By Kelley Caponigro
Assistant to the Chairman & CEO

There are a great deal of articles and theories on how to tell a good financial advisor from a salesperson or product-pusher. The problem is that most salespeople are so good at looking and sounding like the real thing that it can be difficult to unmask the pretenders.

“What Good Financial Advice Looks Like,” by Liz Weston of the Associated Press was recently published in the Washington Post.  The article offers advice to find advisors that truly put their clients first. Her list includes:

  1. Beware advisors who make promises of market-beating returns. Trying to time the stock market is a fool’s game, and any advisor worth their merit will agree that the best course of action is a well-diversified, risk-controlled portfolio. They will also manage investors’ expectations by reminding them that past performance does not guarantee future returns.
  2. Transparent fees. The old saying “you get what you pay for” certainly rings true for a lot of things – financial advice included. The cheapest option is not always the best, but the important question to ask any advisor is “how are you paid.” Weston says that financial advisors should be straightforward in explaining costs and the ways in which they are compensated. Also, consider that a recent study done by financial journalist Bob Veres found that most advisors charge annual fees of around 1 percent of assets under management.
  3. Transparent advice. Terms like “fee-based” versus “fee-only” can certainly be confusing because they sound similar, but don’t be fooled. “Fee-based” is a euphemism for fees plus commissions. Fee-Only advisors are only paid fees directly by their clients, and don’t accept commissions from any other source.

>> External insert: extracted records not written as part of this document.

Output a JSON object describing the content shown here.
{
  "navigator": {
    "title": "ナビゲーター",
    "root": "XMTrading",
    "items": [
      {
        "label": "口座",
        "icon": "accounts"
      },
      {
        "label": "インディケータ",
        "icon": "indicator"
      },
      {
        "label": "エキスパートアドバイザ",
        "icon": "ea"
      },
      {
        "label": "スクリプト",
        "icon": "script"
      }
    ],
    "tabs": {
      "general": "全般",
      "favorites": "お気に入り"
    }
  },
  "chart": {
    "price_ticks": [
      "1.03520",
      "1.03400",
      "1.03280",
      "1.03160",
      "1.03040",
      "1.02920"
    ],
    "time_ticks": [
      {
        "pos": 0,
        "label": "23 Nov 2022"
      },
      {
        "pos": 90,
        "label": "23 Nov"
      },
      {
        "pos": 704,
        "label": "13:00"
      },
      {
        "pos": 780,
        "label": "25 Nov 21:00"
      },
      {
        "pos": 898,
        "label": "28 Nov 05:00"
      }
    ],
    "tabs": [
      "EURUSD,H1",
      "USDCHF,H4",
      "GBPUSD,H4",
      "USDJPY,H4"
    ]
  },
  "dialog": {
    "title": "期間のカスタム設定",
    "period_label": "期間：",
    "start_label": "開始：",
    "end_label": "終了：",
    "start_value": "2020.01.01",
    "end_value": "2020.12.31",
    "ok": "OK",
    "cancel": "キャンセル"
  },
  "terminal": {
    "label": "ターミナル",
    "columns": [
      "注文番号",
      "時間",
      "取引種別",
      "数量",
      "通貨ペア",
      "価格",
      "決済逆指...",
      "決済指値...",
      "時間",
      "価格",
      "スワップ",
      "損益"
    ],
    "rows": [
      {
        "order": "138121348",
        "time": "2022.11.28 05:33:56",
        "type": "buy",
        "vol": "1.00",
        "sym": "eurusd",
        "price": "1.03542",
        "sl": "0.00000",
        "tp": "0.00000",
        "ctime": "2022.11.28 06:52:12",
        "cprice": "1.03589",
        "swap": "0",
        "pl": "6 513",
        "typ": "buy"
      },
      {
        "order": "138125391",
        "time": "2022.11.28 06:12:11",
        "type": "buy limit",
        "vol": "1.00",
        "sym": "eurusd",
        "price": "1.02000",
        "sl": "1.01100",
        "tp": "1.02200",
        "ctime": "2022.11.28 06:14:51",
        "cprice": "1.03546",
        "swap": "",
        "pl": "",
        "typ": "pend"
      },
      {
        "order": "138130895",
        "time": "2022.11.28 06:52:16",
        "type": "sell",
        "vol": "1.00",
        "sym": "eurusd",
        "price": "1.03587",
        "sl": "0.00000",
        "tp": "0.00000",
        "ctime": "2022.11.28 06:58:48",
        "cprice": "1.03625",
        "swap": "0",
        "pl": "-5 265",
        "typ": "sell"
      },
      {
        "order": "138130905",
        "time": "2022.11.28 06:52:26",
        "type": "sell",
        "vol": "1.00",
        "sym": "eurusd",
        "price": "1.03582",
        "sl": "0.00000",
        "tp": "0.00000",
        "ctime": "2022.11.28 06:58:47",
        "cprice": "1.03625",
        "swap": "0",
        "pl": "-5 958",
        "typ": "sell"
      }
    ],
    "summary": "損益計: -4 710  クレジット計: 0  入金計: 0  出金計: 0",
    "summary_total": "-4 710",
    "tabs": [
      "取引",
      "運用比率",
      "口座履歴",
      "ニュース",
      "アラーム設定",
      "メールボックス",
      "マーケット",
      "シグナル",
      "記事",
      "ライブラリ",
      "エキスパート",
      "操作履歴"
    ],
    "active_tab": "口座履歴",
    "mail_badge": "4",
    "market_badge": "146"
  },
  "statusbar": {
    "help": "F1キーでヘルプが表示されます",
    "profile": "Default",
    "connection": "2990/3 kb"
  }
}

Stick with Fee-Only for full transparency.
  4. Beware “high-commission garbage.” This is a term Veres used to describe products that have high costs and the potential for advisors selling them to earn big commissions. If your advisor is earning additional compensation for pushing specific funds, that’s a red flag, and you should consider obtaining a second opinion on your portfolio.
  5. Fiduciary vs. Suitability. Unfortunately, only some advisors are required to act as a fiduciary. Fiduciary advisors include Registered Investment Advisors (RIAs) and Certified Financial Planners (CFPs)® when they’re offering financial planning advice. If you’re ever unsure whether an advisor is a fiduciary, simply ask, and have them put it in writing. Download our Fiduciary Attestation Form under the “Tools” section on our Web site, or use this oath from The Committee for the Fiduciary Standard.

Weston writes, “Good financial advice can help you achieve your life goals. Bad financial advice can cost you a fortune and leave you worse off than if you had tried to go it alone.” Be sure to ask questions, do your research, and don’t settle until you find an advisor that makes you feel comfortable, and gives you peace of mind over your money.